AVT is synthesized as a preprohormone that includes a second peptide, neurophysin VT (neurophysins are carrier proteins that are secreted along with their passenger hormones); intracellular proteolytic processing generates the mature peptides. In the chicken (Gallus gallus), the 161-amino acid vasotocin-neurophysin VT preprohormone is encoded by the gene AVP, which is considered homologous to the mammalian genes encoding arginine vasopressin. Removal of the 19-amino acid N-terminal signal peptide generates the prohormone, which is hydrolysed to AVT (derived from amino acids 20–28) and neurophysin VT (derived from amino acids 32–161). The existence of two AVT preprohormones with different sequences in fishes (such as chum salmon, Oncorhynchus keta) is evidence for gene duplication.

==Physiological effects==

AVT combines both antidiuretic and reproductive activities similar to those of oxytocin and vasopressin.

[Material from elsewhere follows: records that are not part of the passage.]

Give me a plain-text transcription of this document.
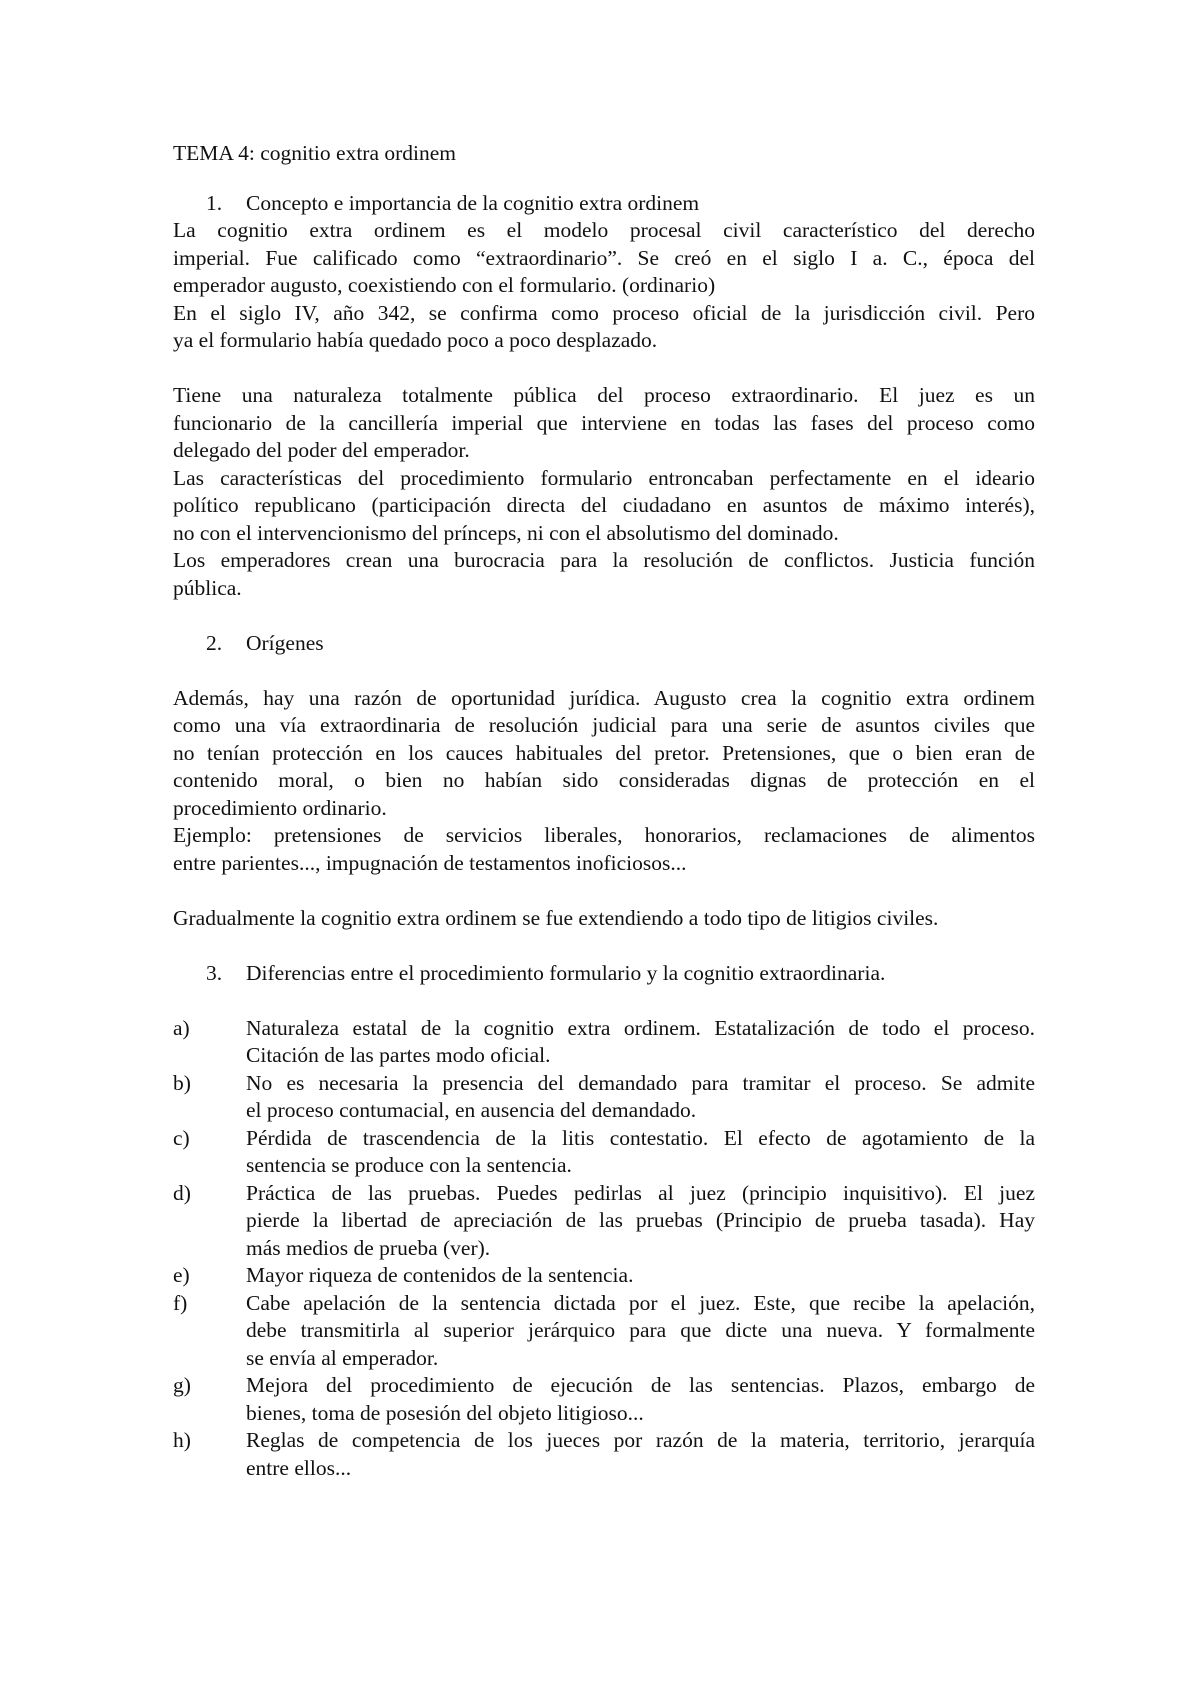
TEMA 4: cognitio extra ordinem
1. Concepto e importancia de la cognitio extra ordinem
La cognitio extra ordinem es el modelo procesal civil característico del derecho
imperial. Fue calificado como “extraordinario”. Se creó en el siglo I a. C., época del
emperador augusto, coexistiendo con el formulario. (ordinario)
En el siglo IV, año 342, se confirma como proceso oficial de la jurisdicción civil. Pero
ya el formulario había quedado poco a poco desplazado.
Tiene una naturaleza totalmente pública del proceso extraordinario. El juez es un
funcionario de la cancillería imperial que interviene en todas las fases del proceso como
delegado del poder del emperador.
Las características del procedimiento formulario entroncaban perfectamente en el ideario
político republicano (participación directa del ciudadano en asuntos de máximo interés),
no con el intervencionismo del prínceps, ni con el absolutismo del dominado.
Los emperadores crean una burocracia para la resolución de conflictos. Justicia función
pública.
2. Orígenes
Además, hay una razón de oportunidad jurídica. Augusto crea la cognitio extra ordinem
como una vía extraordinaria de resolución judicial para una serie de asuntos civiles que
no tenían protección en los cauces habituales del pretor. Pretensiones, que o bien eran de
contenido moral, o bien no habían sido consideradas dignas de protección en el
procedimiento ordinario.
Ejemplo: pretensiones de servicios liberales, honorarios, reclamaciones de alimentos
entre parientes..., impugnación de testamentos inoficiosos...
Gradualmente la cognitio extra ordinem se fue extendiendo a todo tipo de litigios civiles.
3. Diferencias entre el procedimiento formulario y la cognitio extraordinaria.
a)	Naturaleza estatal de la cognitio extra ordinem. Estatalización de todo el proceso.
Citación de las partes modo oficial.
b)	No es necesaria la presencia del demandado para tramitar el proceso. Se admite
el proceso contumacial, en ausencia del demandado.
c)	Pérdida de trascendencia de la litis contestatio. El efecto de agotamiento de la
sentencia se produce con la sentencia.
d)	Práctica de las pruebas. Puedes pedirlas al juez (principio inquisitivo). El juez
pierde la libertad de apreciación de las pruebas (Principio de prueba tasada). Hay
más medios de prueba (ver).
e)	Mayor riqueza de contenidos de la sentencia.
f)	Cabe apelación de la sentencia dictada por el juez. Este, que recibe la apelación,
debe transmitirla al superior jerárquico para que dicte una nueva. Y formalmente
se envía al emperador.
g)	Mejora del procedimiento de ejecución de las sentencias. Plazos, embargo de
bienes, toma de posesión del objeto litigioso...
h)	Reglas de competencia de los jueces por razón de la materia, territorio, jerarquía
entre ellos...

The physiological actions of AVT in birds are mediated through diverse receptor subtypes VT1, VT2, VT3 and VT4. AVT and synthetic analogs injected into monkeys cause reabsorption of osmotically free water and changes in excretion of sodium and potassium ions in the kidneys. AVT produces distinct effects on the reproductive functions of male and female domestic chickens. In laying hens, AVT synthesised in magnocellular diencephalic neurons is released into circulation in a highly coordinated manner, contributing to the peripheral control of oviposition. In males, parvocellular AVT cells located in the limbic system (bed nucleus of stria terminalis) express AVT. This expression is sensitive to gonadal steroids and is correlated with sexual differentiation of masculine behavior such as courtship vocalization and copulation.

==Behavioral effects==

Several animal studies have been conducted that explore the behavioral effects of AVT. The main findings of these studies have revealed that AVT plays an integral role in the pair bonding behavior and social hierarchy in non-mammalian vertebrates.

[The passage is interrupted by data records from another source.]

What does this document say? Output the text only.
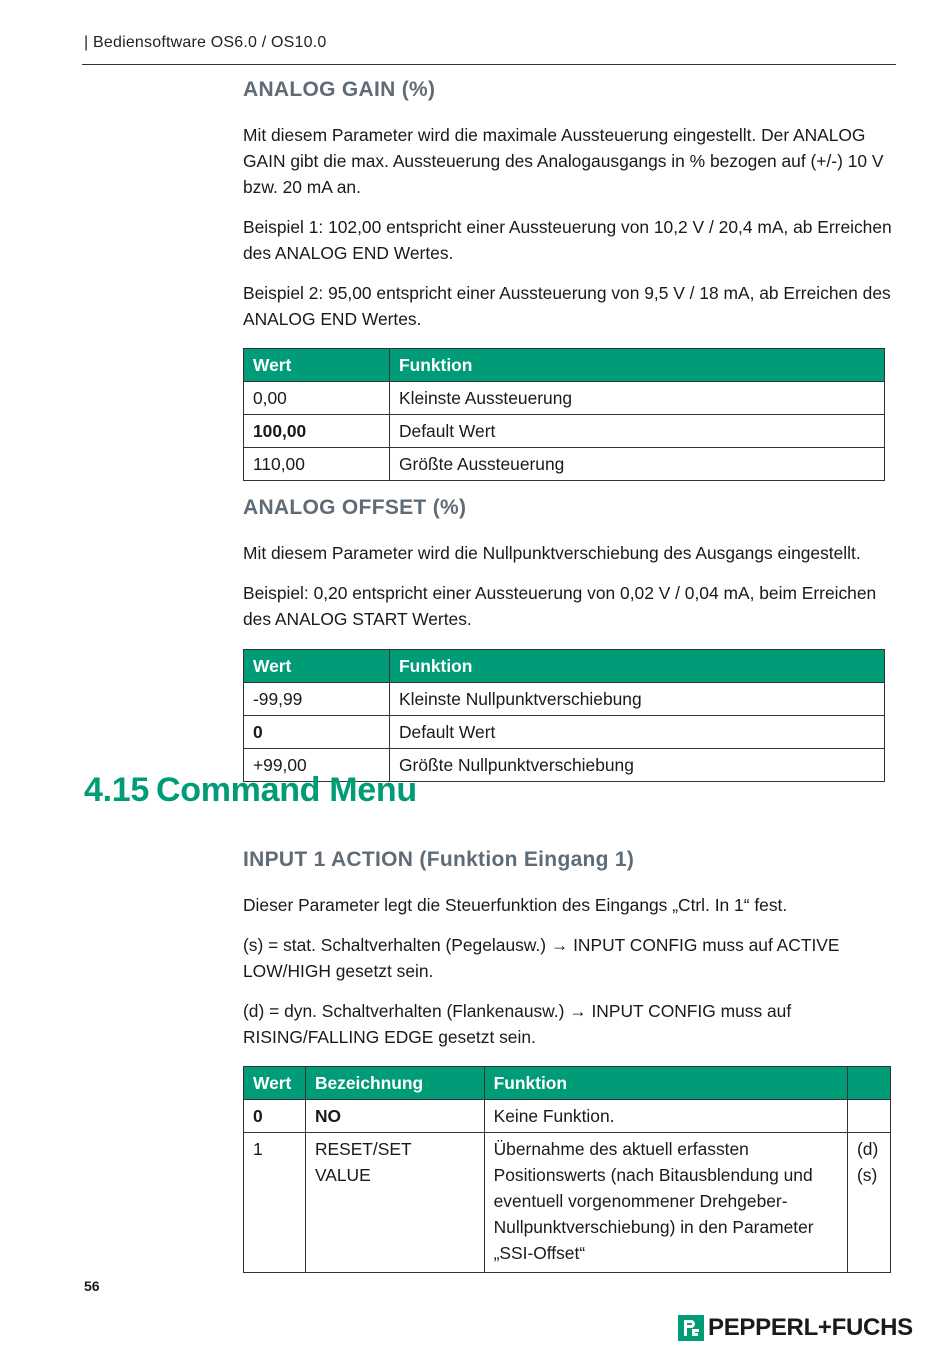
| Bediensoftware OS6.0 / OS10.0
ANALOG GAIN (%)

Mit diesem Parameter wird die maximale Aussteuerung eingestellt. Der ANALOG GAIN gibt die max. Aussteuerung des Analogausgangs in % bezogen auf (+/-) 10 V bzw. 20 mA an.

Beispiel 1: 102,00 entspricht einer Aussteuerung von 10,2 V / 20,4 mA, ab Erreichen des ANALOG END Wertes.

Beispiel 2: 95,00 entspricht einer Aussteuerung von 9,5 V / 18 mA, ab Erreichen des ANALOG END Wertes.

Wert	Funktion
0,00	Kleinste Aussteuerung
100,00	Default Wert
110,00	Größte Aussteuerung
ANALOG OFFSET (%)

Mit diesem Parameter wird die Nullpunktverschiebung des Ausgangs eingestellt.

Beispiel: 0,20 entspricht einer Aussteuerung von 0,02 V / 0,04 mA, beim Erreichen des ANALOG START Wertes.

Wert	Funktion
-99,99	Kleinste Nullpunktverschiebung
0	Default Wert
+99,00	Größte Nullpunktverschiebung
4.15 Command Menu
INPUT 1 ACTION (Funktion Eingang 1)

Dieser Parameter legt die Steuerfunktion des Eingangs „Ctrl. In 1“ fest.

(s) = stat. Schaltverhalten (Pegelausw.) → INPUT CONFIG muss auf ACTIVE LOW/HIGH gesetzt sein.

(d) = dyn. Schaltverhalten (Flankenausw.) → INPUT CONFIG muss auf RISING/FALLING EDGE gesetzt sein.

Wert	Bezeichnung	Funktion	
0	NO	Keine Funktion.	
1	RESET/SET VALUE	Übernahme des aktuell erfassten Positionswerts (nach Bitausblendung und eventuell vorgenommener Drehgeber-Nullpunktverschiebung) in den Parameter „SSI-Offset“	(d) (s)
56
PEPPERL+FUCHS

In a study conducted with zebra finches, increased levels of AVT were linked to an increase in aggressive, competitive behavior in non-paired male finches, but were subsequently related to an increase in defensive behavior after the finches had been paired. However, this study also found that blocking AVT receptors did not directly affect pair bonding ability. The shift in behaviors were explained by the location of the release of AVT in the brain. Competitive aggressive behavior was found to be linked with AVT release in the BSTm, whereas defensive, nest-protecting behavior was linked with AVT release in the neurons of the Hypothalamus and Paraventricular Nucleus.

In a study conducted with male Japanese quail, AVT was found to have an effect on later social interactions amongst the species. Immediately after injection with AVT, the quails displayed less aggressive behavior (pecking). However, the next day, the quail that were injected with AVT displayed more dominant behavior towards familiar birds, but not unfamiliar birds. This study shows that AVT may play a role in establishing social hierarchy.

A study that investigated the role of social construction and AVT compared territorial and non-territorial species of tropical coral reef fish. Experimenters administered Manning compound, an AVT agonist to the fish and found that, after treatment, non-territorial species displayed more territorial behavior whereas territorial species displayed less territorial behavior.

Research suggests that the effects of AVT on aggression may be influenced by the social construction of the species. For example, in a study done with Rainbow Trout, increased levels of AVT were associated with more subordinate behavior. It is currently hypothesized that the contrasting effects of AVT are related to the distinction between territorial versus colonial social systems. In a territorial species, such as Rainbow Trout, AVT is linked to less dominant behavior. This may be due to the differences in the distribution of AVT receptors in territorial and colonial species.